311.傭兵の王様誕生だ!(2)
片手で足りる理由だ。ジークムンドは理解できないだろうが、マロンの過去を聞いた身としては納得できる。マロンは裏切られる痛みを知っていて、切り捨てられた過去を持つ。自分は出来損ないだと思い込み、誰かを選んだり選ばれる立場にいないと言った。
なのに、ようやく契約してもいい人を見つけたのだ。それがオレの知り合いで、面倒見のいいジークムンドなんだから、反対する理由はないよな。ちょっと寂しいが、どうせ契約してもオレの隣にいるんだろ?
「ジーク、マロンは寂しがりやだから大事にしてやってくれ。弟みたいな感じで」
「あ、ああ。でも俺でいいのか?」
「うーん、違うな。ジークじゃないと嫌なんだとさ」
「国王なんて柄じゃない」
「周囲に賢い人を配置してやるから、偉そうにしてろよ」
ふふっと笑う。向いていないと自覚してれば、努力家のジークムンドは頑張るさ。その立場に相応しい振る舞いを身につけるのも、すぐだろうな。それに周囲も助けてくれる。ジークムンド班の半数以上は彼についていくから、近衛騎士くらいは結成できるじゃないか?
「あのさ、国王っていってもジークの好きにやればいいよ。口調だってこのままでいいし、オレも変える気はないし」
にやりと笑う。
「傭兵の国が、行儀良くマナー正しい国だなんて、誰も思わないさ。それでいいじゃん」
驚いた顔をした後、ジークムンドの表情が柔らかくなった。そうそう、そんな顔で賢い部下を数人顎で使ってやれよ。国は回るさ。それに傭兵ばかりの国なら、傭兵のやり方で殴り合って解決するのもありだろ。

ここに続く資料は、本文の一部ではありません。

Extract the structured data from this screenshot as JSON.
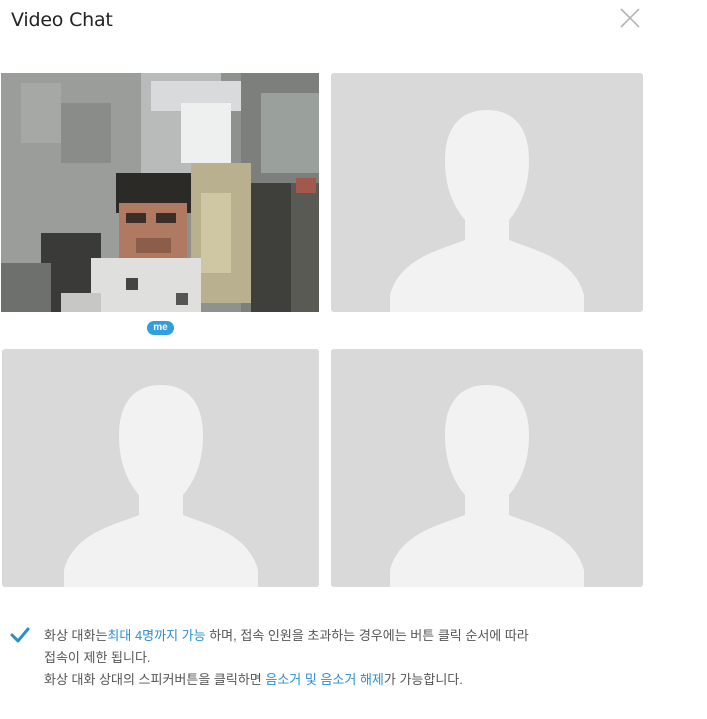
{
  "window": {
    "title": "Video Chat"
  },
  "tiles": {
    "self": {
      "badge": "me"
    },
    "peer_count_empty": 3
  },
  "notice": {
    "line1_prefix": "화상 대화는",
    "line1_highlight": "최대 4명까지 가능",
    "line1_suffix": " 하며, 접속 인원을 초과하는 경우에는 버튼 클릭 순서에 따라",
    "line2": "접속이 제한 됩니다.",
    "line3_prefix": "화상 대화 상대의 스피커버튼을 클릭하면 ",
    "line3_highlight": "음소거 및 음소거 해제",
    "line3_suffix": "가 가능합니다."
  },
  "colors": {
    "accent": "#2a8fd0",
    "badge": "#2f9fe0",
    "tile_bg": "#d9d9d9",
    "avatar": "#f2f2f2"
  },
  "icons": {
    "close": "close-icon",
    "check": "check-icon",
    "avatar": "avatar-placeholder-icon"
  }
}
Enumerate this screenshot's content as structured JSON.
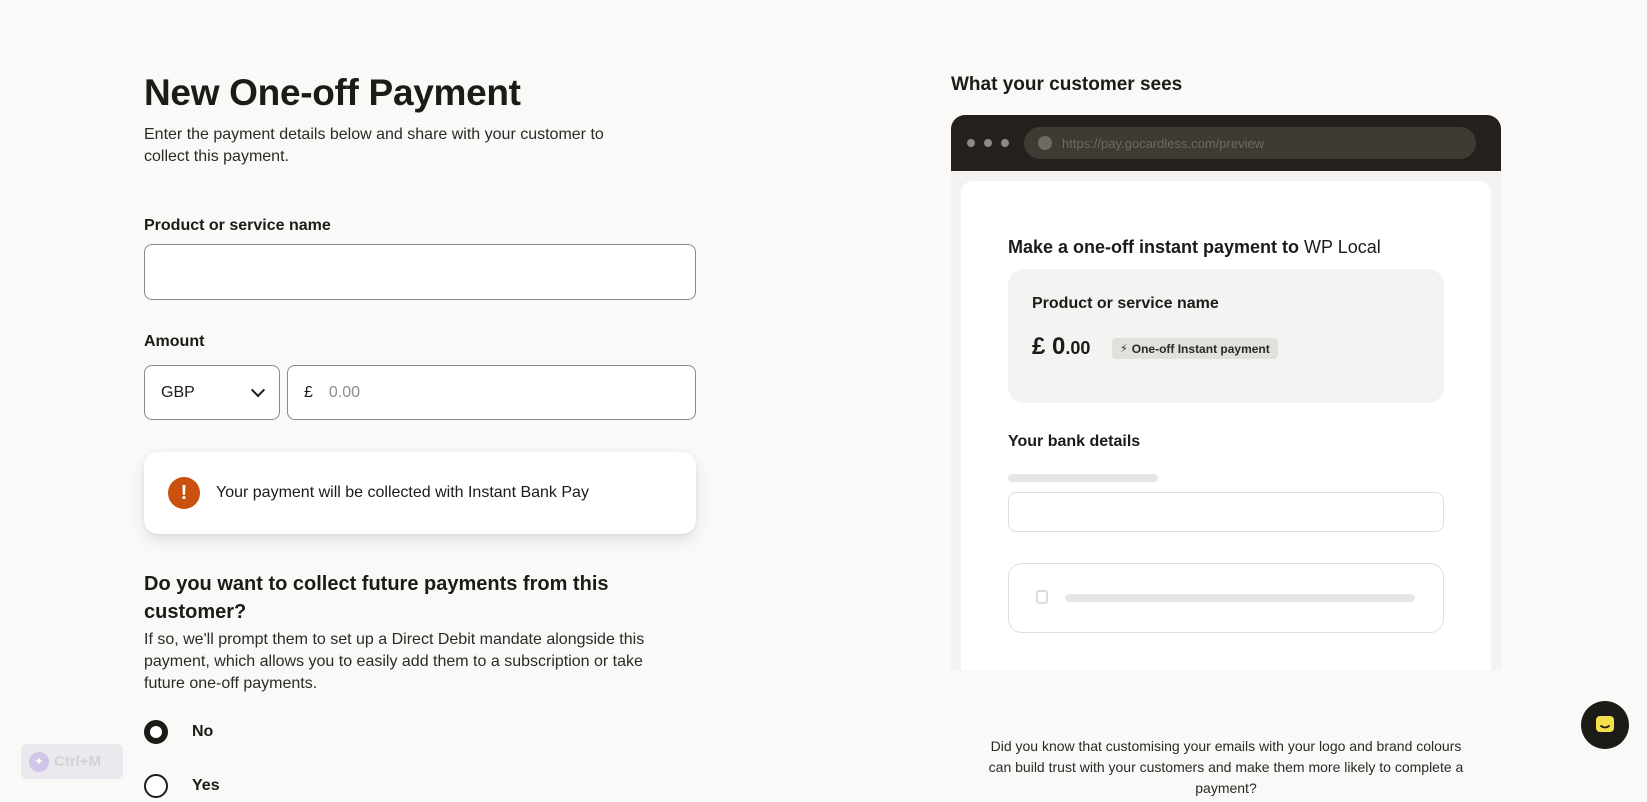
{
  "page": {
    "title": "New One-off Payment",
    "subtitle": "Enter the payment details below and share with your customer to collect this payment."
  },
  "form": {
    "product_label": "Product or service name",
    "product_value": "",
    "amount_label": "Amount",
    "currency": "GBP",
    "currency_symbol": "£",
    "amount_placeholder": "0.00",
    "notice": "Your payment will be collected with Instant Bank Pay",
    "future_question": "Do you want to collect future payments from this customer?",
    "future_description": "If so, we'll prompt them to set up a Direct Debit mandate alongside this payment, which allows you to easily add them to a subscription or take future one-off payments.",
    "options": [
      {
        "label": "No",
        "selected": true
      },
      {
        "label": "Yes",
        "selected": false
      }
    ]
  },
  "shortcut": {
    "label": "Ctrl+M"
  },
  "preview": {
    "title": "What your customer sees",
    "url": "https://pay.gocardless.com/preview",
    "heading_prefix": "Make a one-off instant payment to ",
    "merchant": "WP Local",
    "product_name": "Product or service name",
    "amount_major": "£ 0",
    "amount_minor": ".00",
    "badge": "One-off Instant payment",
    "bank_label": "Your bank details"
  },
  "tip": "Did you know that customising your emails with your logo and brand colours can build trust with your customers and make them more likely to complete a payment?",
  "colors": {
    "warning": "#c9530e",
    "browser_chrome": "#25201b",
    "background": "#faf9f7"
  }
}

「我が国は格式張っているが、他国に同様の振る舞いを求めたりはしないぞ。安心してくれ」
「リア、口調が皇帝陛下になってる」
くすくす笑って指摘し、慌てて口を押さえる愛らしい仕草に惚れ直す。正式な婚約者になったばかりの美少女の黒髪にキスをして、真っ赤になった彼女を抱き寄せた。
「ずいぶん見せつけるじゃねえか、ボス」
むすっとした口調のジークムンドに、実はお土産がある。というか、嫁候補だ。
「あのさ、自称才色兼備の伯爵令嬢が婚約の申し出をしてるんだけど……会ってみる?」
思い出した。筋肉フェチのパウラこと愛梨に頼まれてたんだっけ。ジークムンドかジャックを紹介してくれと言われ、ジークムンドを勧めたのは、思い出した時に目の前にいたからじゃないぞ? 忘れたわけじゃない。
「誰だ? 中央の国の貴族令嬢か?」
北の国の王族でもあったオレに尋ねるリアは、未婚の貴族令嬢リストを頭に浮かべたらしい。その中にいるよ。
「クロヴァーラ伯爵令嬢だよ」
親しくても貴族令嬢を下の名前で呼び捨てるわけにいかない。愛梨と呼ぶのも問題ありなので、家名で話を進めた。
「ああ、パウラ嬢か。彼女なら伯爵令嬢だから、ジークムンド殿の治世の手伝いも出来る」
リアの言葉に都合のいい部分があったので乗っかる。
「そうそう。パウラ嬢には兄が3人もいるし。2人は南の国の統治を手伝ってもらうのもいいと思うぞ」
「南の国が乗っ取られる心配はしないのか?」
皇帝陛下らしいリアの指摘に、オレは肩をすくめた。
「傭兵の国だぞ? 乗っ取られたと感じたら、実力で排除されるさ」
金や他の貴族家を抑えて乗っ取ったとして、この傭兵軍団が大人しく頭を下げると思うか? 答えはノーだ。乗っ取った貴族の首をへし折って取り返す。そのくらいじゃなけりゃ、傭兵団のボスなんて務まらない。
「俺らはそこまで野蛮じゃねえぞ」
「ん? でも取られたら取り返すんだろ」
「確かに」
後ろの補佐に頷かれてしまい、ジークムンド達はぽりぽりと頭を掻いて笑い出した。これで一安心だ。オレの思惑通り、各国はそれぞれ独立を保つ。現在属国になっている西の国も、王女殿下が結婚して女王に即位した時に独立する予定だった。
完璧だ! オレが望む独立した5つの国――各地の農産物や特産物は維持できる。笑顔のオレを尊敬の眼差しで見つめるリアの視線が、痛いぞ。絶対勘違いされてる……たぶん、きっと。